We started using marine band radios. Distance is phenomenal and clarity is great too. Runs about $125 for each setup.
We use Motorola hard wired radios in all our units. They work very well and last for years. The way I look at it is we’ve invested hundreds of thousands of dollars in our equipment and can’t afford any mishaps or even worse, an injury. Also one big dump of grain on the ground pays for a couple of radios. It’s really an easy decision when you look at the potential downside.
If your on sprint you can have direct connect/Nextel back on your smartphone for $5/month/user. And the the voxer app is bad so I’ve been told
We are using Midland MXT105 radios ($99.99 on Amazon) which come complete with a short magnetic base antenna. This setup works great in the trucks, but on our combine and tractors that are blocked by bin extensions and grain carts we have added NMO antennas that you can also buy on Amazon for not too much additional money. These will screw right on the mounts that are on most newer pieces of equipment and the cable is already run somewhere close for you to access in your cab. These radios can also be paired up with the Midland handhelds for people continually getting in and out of vehicles.

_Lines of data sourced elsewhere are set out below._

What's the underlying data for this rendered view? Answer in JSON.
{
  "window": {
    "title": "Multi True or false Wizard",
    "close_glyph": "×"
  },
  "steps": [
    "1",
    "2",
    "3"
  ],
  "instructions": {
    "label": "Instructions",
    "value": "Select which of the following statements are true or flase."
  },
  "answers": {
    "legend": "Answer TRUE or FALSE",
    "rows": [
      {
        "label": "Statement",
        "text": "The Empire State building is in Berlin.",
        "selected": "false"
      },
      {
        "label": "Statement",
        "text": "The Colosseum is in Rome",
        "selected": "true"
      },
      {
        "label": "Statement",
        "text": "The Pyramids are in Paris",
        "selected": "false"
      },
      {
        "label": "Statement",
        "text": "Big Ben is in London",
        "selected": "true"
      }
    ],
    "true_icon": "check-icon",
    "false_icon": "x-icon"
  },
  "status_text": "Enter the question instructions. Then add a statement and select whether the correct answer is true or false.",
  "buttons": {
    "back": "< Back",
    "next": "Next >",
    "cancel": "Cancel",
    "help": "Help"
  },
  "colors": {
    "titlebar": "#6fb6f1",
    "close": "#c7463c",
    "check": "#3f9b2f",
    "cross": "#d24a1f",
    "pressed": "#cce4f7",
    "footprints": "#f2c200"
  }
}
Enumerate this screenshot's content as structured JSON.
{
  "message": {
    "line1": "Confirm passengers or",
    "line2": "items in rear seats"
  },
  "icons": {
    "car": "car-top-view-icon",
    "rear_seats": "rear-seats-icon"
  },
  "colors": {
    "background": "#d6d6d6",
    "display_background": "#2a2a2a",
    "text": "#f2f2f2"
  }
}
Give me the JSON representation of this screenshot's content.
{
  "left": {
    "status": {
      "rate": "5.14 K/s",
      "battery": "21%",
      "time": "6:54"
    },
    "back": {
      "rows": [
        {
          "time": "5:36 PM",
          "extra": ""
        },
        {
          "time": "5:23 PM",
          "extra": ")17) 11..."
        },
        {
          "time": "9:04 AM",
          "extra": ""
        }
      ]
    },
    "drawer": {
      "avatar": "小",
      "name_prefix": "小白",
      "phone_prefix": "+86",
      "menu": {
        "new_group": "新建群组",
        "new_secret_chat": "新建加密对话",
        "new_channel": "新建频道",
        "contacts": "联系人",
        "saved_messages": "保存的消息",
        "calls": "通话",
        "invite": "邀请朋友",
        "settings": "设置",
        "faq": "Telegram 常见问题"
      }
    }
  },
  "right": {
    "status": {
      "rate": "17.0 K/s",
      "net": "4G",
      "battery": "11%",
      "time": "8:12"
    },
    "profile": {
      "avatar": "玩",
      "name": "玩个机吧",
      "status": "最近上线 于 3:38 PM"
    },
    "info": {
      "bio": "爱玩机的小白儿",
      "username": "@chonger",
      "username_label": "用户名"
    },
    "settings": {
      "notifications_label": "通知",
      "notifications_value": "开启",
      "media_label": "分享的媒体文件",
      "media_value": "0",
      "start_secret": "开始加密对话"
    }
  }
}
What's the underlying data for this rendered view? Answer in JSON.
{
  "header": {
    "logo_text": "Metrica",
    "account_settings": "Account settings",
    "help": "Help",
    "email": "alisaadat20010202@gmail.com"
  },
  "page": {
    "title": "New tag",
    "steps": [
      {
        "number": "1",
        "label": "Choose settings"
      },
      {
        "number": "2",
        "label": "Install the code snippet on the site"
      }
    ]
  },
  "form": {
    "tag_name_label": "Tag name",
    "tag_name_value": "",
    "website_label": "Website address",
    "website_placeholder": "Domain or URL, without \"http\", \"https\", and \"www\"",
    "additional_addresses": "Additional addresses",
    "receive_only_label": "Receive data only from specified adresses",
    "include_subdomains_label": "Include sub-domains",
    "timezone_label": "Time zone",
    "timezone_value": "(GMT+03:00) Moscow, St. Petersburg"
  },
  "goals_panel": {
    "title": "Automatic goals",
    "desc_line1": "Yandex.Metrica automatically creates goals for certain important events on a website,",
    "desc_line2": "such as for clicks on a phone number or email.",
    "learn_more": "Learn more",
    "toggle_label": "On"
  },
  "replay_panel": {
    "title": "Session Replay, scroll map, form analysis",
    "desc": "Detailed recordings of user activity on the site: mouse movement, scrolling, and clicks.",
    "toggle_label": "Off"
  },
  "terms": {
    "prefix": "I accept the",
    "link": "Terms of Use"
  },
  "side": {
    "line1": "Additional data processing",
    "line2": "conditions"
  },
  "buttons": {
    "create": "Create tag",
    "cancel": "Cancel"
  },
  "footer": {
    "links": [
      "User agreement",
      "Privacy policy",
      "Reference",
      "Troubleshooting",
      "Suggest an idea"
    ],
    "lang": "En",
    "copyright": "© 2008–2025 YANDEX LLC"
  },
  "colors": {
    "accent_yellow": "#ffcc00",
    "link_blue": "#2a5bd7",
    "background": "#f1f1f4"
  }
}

I just bought 7 midland mxt115 using the factory antenna mount, complaint is In the combines they are mounted down by the power strip in the sts series and it’s gonna need an additional speaker, with the s series it’s decent mounted by the lower cup holder with the better cab, over all rolling hills of North Dakota we get about 7-10 miles with the units them selfs with the 6db antenna and 4-5 miles handheld to radio or hand held to hand held
I’ve been looking at the midland radios quite a bit. Are your handhelds the GXT1000 or the X-talker?
We have been using Motorola radios for 40 years. As our operation has expanded we incorporated a repeater system and now have a hand held on the guys in the yard. We can be 40 miles away from each other and hear each other clear. We used to buy from a dealer but since have found another source for affordable used radios. Have a radio in every farm vehicle. Cell phones are not an option. No service most places and we don’t allow our guys to have personal phones on the clock. Not paying help to visit with their friends/family and they are too much of a distraction.
We use the cheap ones, small and handy. Have chargers in the tractors and combines, but the range is a mile at best. Have the same radios for years and get new batteries on the net
We have used midland for 30 years at least and icom about 7 both are great. I no there around 300 ish but for you boys out there Amazon might be cheaper here in Canada we pay a licence few hundred a year but some of the best money spent on the My farm. It’s saved a lot of money in repairs because at moment’s notice you can help avoid mistakes that can help keep your equipment rolling.
I totally agree! We ended up going with midland GX1000 handhelds and really liked them. With phones you can’t call someone fast enough when they are about to do something wrong. Like you said, they pay for themselves every day.
Go straight to midland, I just put them in 2019 absolutely no regrets
We love our midland gx1000 radios
My brother bought us all cheap Bluetooth headsets. Connects to your phone. Hands free all the time. Noise cancellation. Siri calls whoever you tell it to. Best addition to harvest this year!
Those are nice for sure. I’ve found that sometimes you can’t call someone fast enough to tell them something that’s time sensitive. For example, you can get on the radio and say “don’t hit that tile hole right before the waterway” but if you were calling them they might already be in it before you get to talk to them.